An alternative response to the problem of internal minorities is a democratic rather than a liberal one. Liberal theorists tend to start from the question of whether and how minority cultural practices should be tolerated or accommodated in accordance with liberal principles, whereas democratic theorists foreground the role of democratic deliberation and ask how affected parties understand the contested practice. By drawing on the voices of affected parties and giving special weight to the voice of women at the center of gendered cultural conflicts, deliberation can clarify the interests at stake and enhance the legitimacy of responses to cultural conflicts (Benhabib 2002, Deveaux 2006). Deliberation also provides opportunities for minority group members to expose instances of cross-cultural hypocrisy and consider whether and how the norms and institutions of the larger society, whose own struggles for gender equality are incomplete and ongoing, may reinforce rather than challenge sexist practices within minority groups (Song 2007). What constitutes gender subordination and how best to address it is not straightforwardly clear, and intervention into minority cultural groups without drawing on the voices of minority women themselves may not best serve their interests.

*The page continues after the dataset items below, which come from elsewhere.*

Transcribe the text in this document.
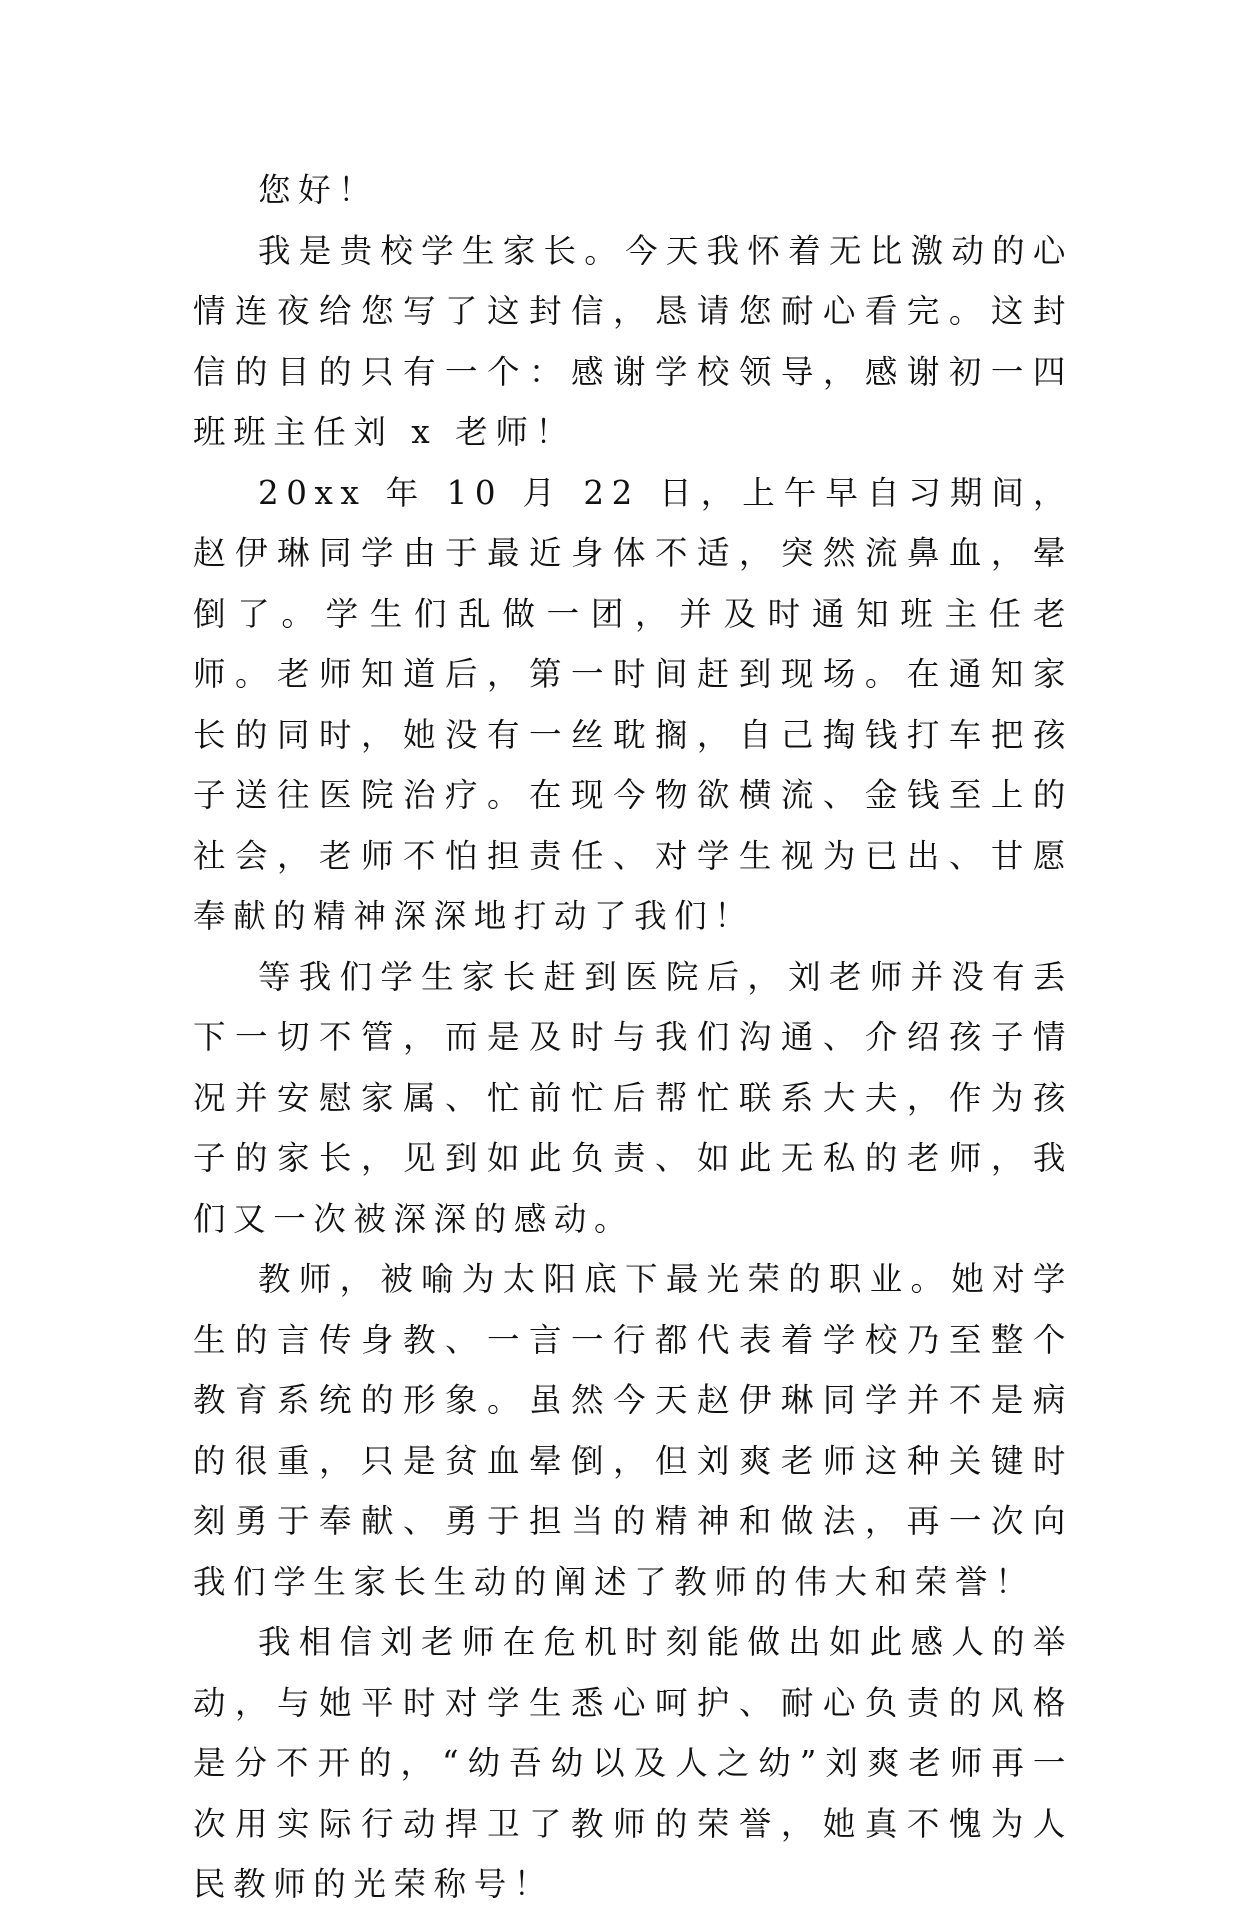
您好！

我是贵校学生家长。今天我怀着无比激动的心情连夜给您写了这封信，恳请您耐心看完。这封信的目的只有一个：感谢学校领导，感谢初一四班班主任刘 x 老师！

20xx 年 10 月 22 日，上午早自习期间，赵伊琳同学由于最近身体不适，突然流鼻血，晕倒了。学生们乱做一团，并及时通知班主任老师。老师知道后，第一时间赶到现场。在通知家长的同时，她没有一丝耽搁，自己掏钱打车把孩子送往医院治疗。在现今物欲横流、金钱至上的社会，老师不怕担责任、对学生视为已出、甘愿奉献的精神深深地打动了我们！

等我们学生家长赶到医院后，刘老师并没有丢下一切不管，而是及时与我们沟通、介绍孩子情况并安慰家属、忙前忙后帮忙联系大夫，作为孩子的家长，见到如此负责、如此无私的老师，我们又一次被深深的感动。

教师，被喻为太阳底下最光荣的职业。她对学生的言传身教、一言一行都代表着学校乃至整个教育系统的形象。虽然今天赵伊琳同学并不是病的很重，只是贫血晕倒，但刘爽老师这种关键时刻勇于奉献、勇于担当的精神和做法，再一次向我们学生家长生动的阐述了教师的伟大和荣誉！

我相信刘老师在危机时刻能做出如此感人的举动，与她平时对学生悉心呵护、耐心负责的风格是分不开的，“幼吾幼以及人之幼”刘爽老师再一次用实际行动捍卫了教师的荣誉，她真不愧为人民教师的光荣称号！
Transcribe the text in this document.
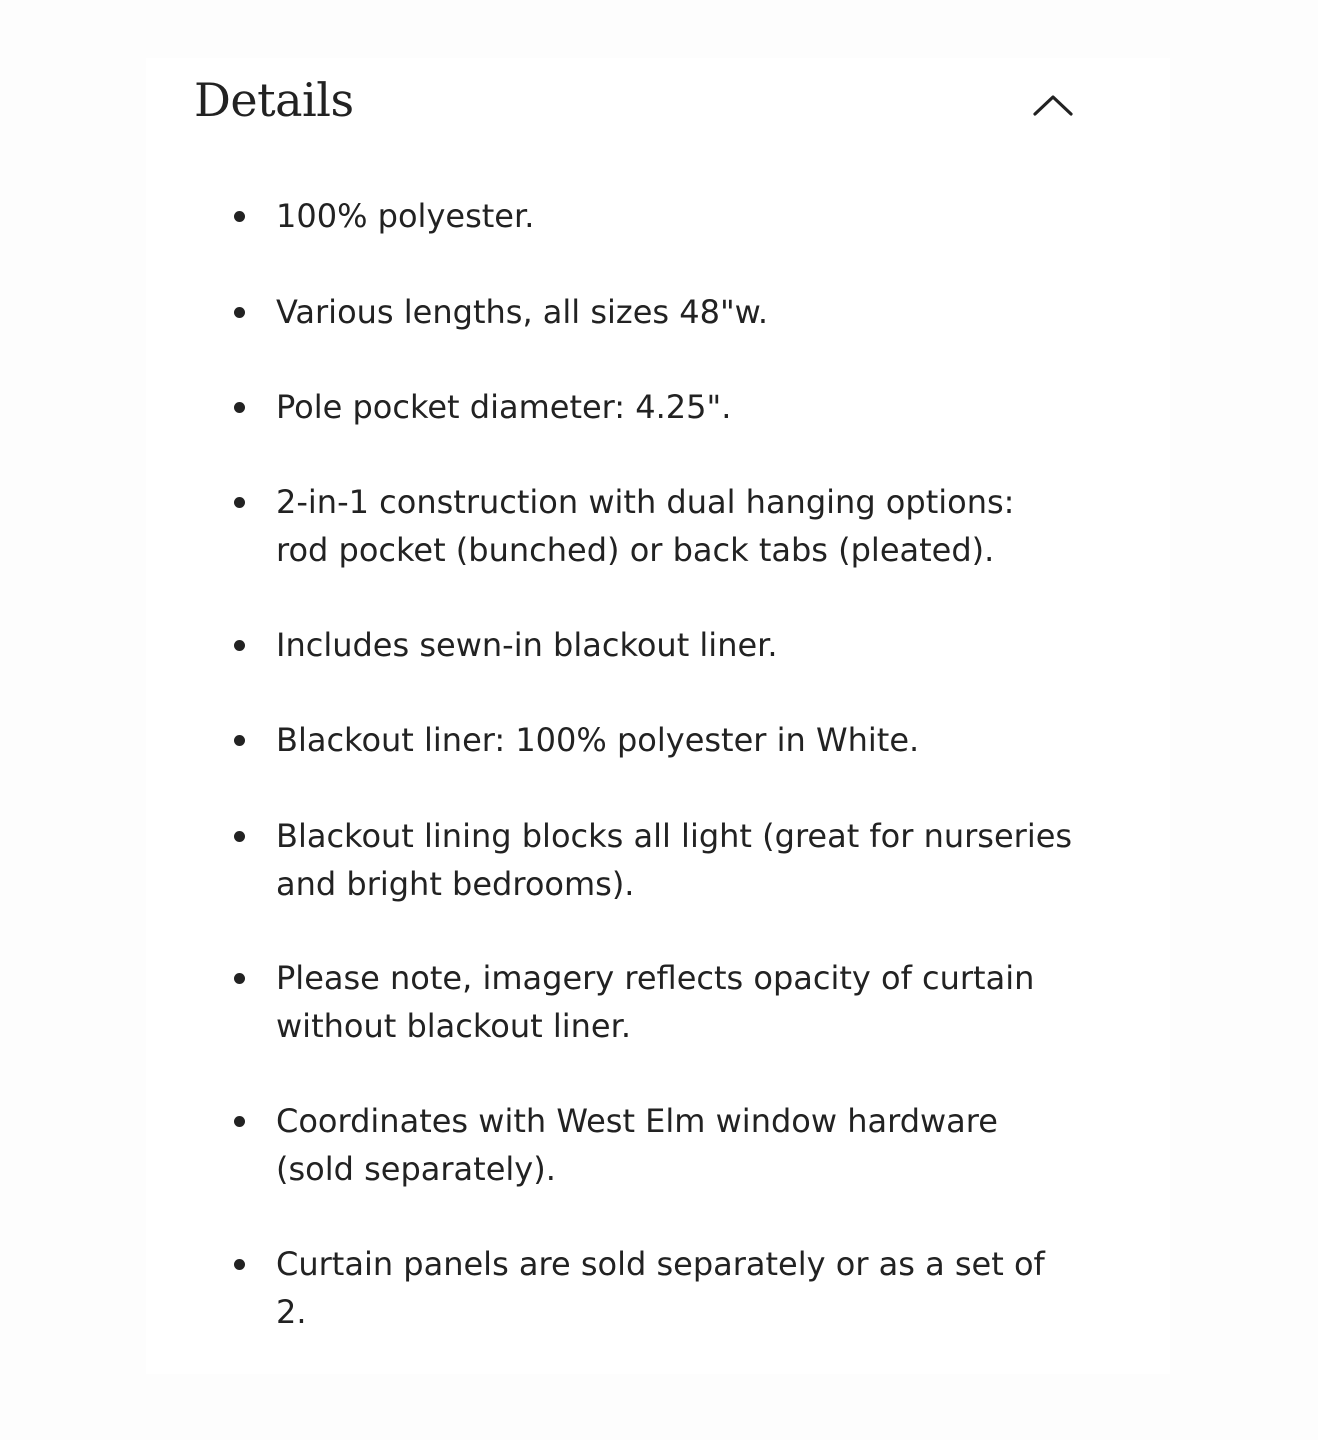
Details
100% polyester.
Various lengths, all sizes 48"w.
Pole pocket diameter: 4.25".
2-in-1 construction with dual hanging options: rod pocket (bunched) or back tabs (pleated).
Includes sewn-in blackout liner.
Blackout liner: 100% polyester in White.
Blackout lining blocks all light (great for nurseries and bright bedrooms).
Please note, imagery reflects opacity of curtain without blackout liner.
Coordinates with West Elm window hardware (sold separately).
Curtain panels are sold separately or as a set of 2.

Political backlash against multiculturalism:
The greatest challenge to multiculturalism may not be philosophical but political. At the start of the twenty-first century, there is talk of a retreat from multiculturalism as a normative ideal and as a set of policies in the West. There is little retreat from recognizing the rights of minority nations and indigenous peoples; the retreat is restricted to immigrant multiculturalism. Part of the backlash against immigrant multiculturalism is based on fear and anxiety about foreign “others” and nostalgia for an imagined past when everyone shared thick bonds of identity and solidarity. Nativism is as old as migration itself, but societies are especially vulnerable to it when economic conditions are especially bad or security is seen to be threatened. In the U.S. the cultural “others” are Latino immigrants, especially unauthorized migrants. Since September 11, Muslim minorities have also come under new scrutiny in the U.S., and concerns over security and terrorism have been invoked to justify tougher border control. The number of Muslim immigrants in North America remains relatively small in comparison to Western Europe, where Muslims have become central to scholarly and popular debates about multiculturalism. The concern is not only over security but also the failures of multiculturalism policies to integrate and offer real economic opportunities to foreigners and their descendants.
The political backlash against multiculturalism raises new challenges for defenders of multiculturalism. What is the relationship between multiculturalism and the integration of immigrants? Is liberal multiculturalism the most desirable framework for the integration of immigrants? Is integration governed by an ideal of multicultural citizenship the proper goal of liberal democratic states? Why not a common citizenship based on the same set of rights and opportunities for all individuals? Why not transnationalism, which acknowledges people's multiple attachments, or a genuinely global moral cosmopolitanism, which aims to transcend group attachments?